Burrowing sea cucumbers are often thought by visitors to be the same as anemones. This is because of their fringed tentacles used to gather plankton from the water for feeding. They are a bit smaller than the California sea cucumber, reaching a maximum of 10 inches, and spending most of their time burrowed into the sand. They can retract their tentacles inside their bodies, which makes them appear as only a slender tube with five rows of tube feet running from one end of the animal to the other.

Sea Stars

Why not call them “starfish?” Fish are a very specific type of animal. Sea stars do not have gills, fins or scales. They pump sea water, not blood, through their bodies.

Why not call them “starfish?” Fish are a very specific type of animal. Sea stars do not have gills, fins or scales. They pump sea water, not blood, through their bodies.

There are 30 different species of sea stars you can encounter in the Pacific Northwest! Unfortunately the sea star population has been hard hit by a virus that causes sea star wasting disease, meaning there are certain kinds of sea stars that are difficult, if not impossible to see, along the coast. One example of this is the ochre star, which is a well-known iconic creature, with large purple, orange or pink stars draped over one another along rocky shores.

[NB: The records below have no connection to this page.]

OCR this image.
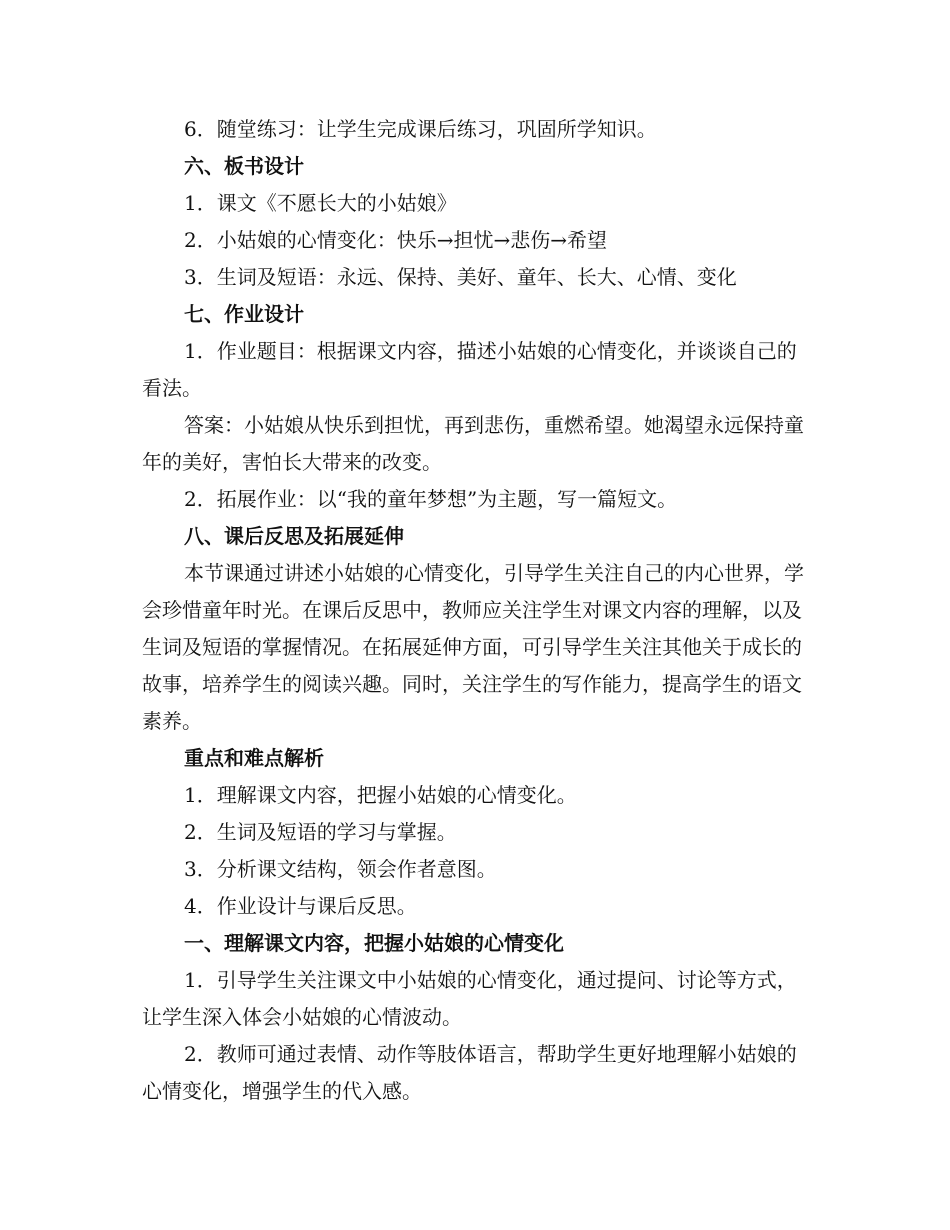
6．随堂练习：让学生完成课后练习，巩固所学知识。

六、板书设计

1．课文《不愿长大的小姑娘》

2．小姑娘的心情变化：快乐→担忧→悲伤→希望

3．生词及短语：永远、保持、美好、童年、长大、心情、变化

七、作业设计

1．作业题目：根据课文内容，描述小姑娘的心情变化，并谈谈自己的看法。

答案：小姑娘从快乐到担忧，再到悲伤，重燃希望。她渴望永远保持童年的美好，害怕长大带来的改变。

2．拓展作业：以“我的童年梦想”为主题，写一篇短文。

八、课后反思及拓展延伸

本节课通过讲述小姑娘的心情变化，引导学生关注自己的内心世界，学会珍惜童年时光。在课后反思中，教师应关注学生对课文内容的理解，以及生词及短语的掌握情况。在拓展延伸方面，可引导学生关注其他关于成长的故事，培养学生的阅读兴趣。同时，关注学生的写作能力，提高学生的语文素养。

重点和难点解析

1．理解课文内容，把握小姑娘的心情变化。

2．生词及短语的学习与掌握。

3．分析课文结构，领会作者意图。

4．作业设计与课后反思。

一、理解课文内容，把握小姑娘的心情变化

1．引导学生关注课文中小姑娘的心情变化，通过提问、讨论等方式，让学生深入体会小姑娘的心情波动。

2．教师可通过表情、动作等肢体语言，帮助学生更好地理解小姑娘的心情变化，增强学生的代入感。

Feiro has been conducting citizen science surveys of sea stars at Freshwater Bay. We are currently searching for evidence of juvenile sea stars, which would indicate that populations of ochre stars and others, like sunflower stars, would return.

Sea stars, like other echinoderms, use a water vascular system to control the thousands of tube feet along their undersides not only for locomotion, but to also conduct gas exchange (respiration) feeding, sensory reception and to attach to rocky surfaces.

Sea stars also sense by means of “eye spots” at the tip of each arm. While some sea stars have five arms, others can have six, 10 or even 20 arms.

For sea stars that consume mussels, they are able to use those tube feet to pry open the mussel shells and exude their stomachs inside the shell, releasing digestive enzymes that are able to start to break the soft body of the mussel down inside its own shell.

Sand Dollars

Sand dollar

When most people think of a sand dollar, they think of the white “shell,” called its test, that can be found washed ashore on the beach. Living sand dollars are actually covered in tiny purple spines.  These spines are used for locomotion and, on the back, serve as gills.  Sand dollars live in shallow waters and often stand on one end of their shell when the water is calm so any food particles being carried in the water will easily reach their mouths (found on their undersides, like their relatives sea stars and sea urchins) with the aid of tiny hairs called cilia among the spines that move food along the body.  When the water is rough they will bury themselves in the sand or grow heavier skeletons.  Young ones may swallow sand to help weigh them down.

Cnidarians

Sea Anemones

Sea anemone

Sea anemones are among the most colorful creatures in the ocean with colors ranging from purple to red to green to white. Their bodies consist of a stalk that ends in a flattened disk with a central mouth surrounded by tentacles.

Anemones are carnivores and will eat fish, crabs, and anything else that swims within reach. Their tentacles, like their close relatives the jellyfish, contain nematocysts or stinging cells. When a fish gets too close the nematocysts release a paralyzing neurotoxin into the prey which is then guided into the mouth.

For the most part, anemones are stationary. They attach themselves to a hard substrate and lie in wait for food to swim by. However they can detach themselves and roll along with the currents when they are threatened or if the water chemistry has changed, finding a new place to attach themselves.

Some anemones, like the Giant Green Anemone, have symbiotic relationships with algae. The algae live inside the anemone and are given protection from the grazing animals that would feast it, and the anemone benefits from an increase in nutrients directly from the algae.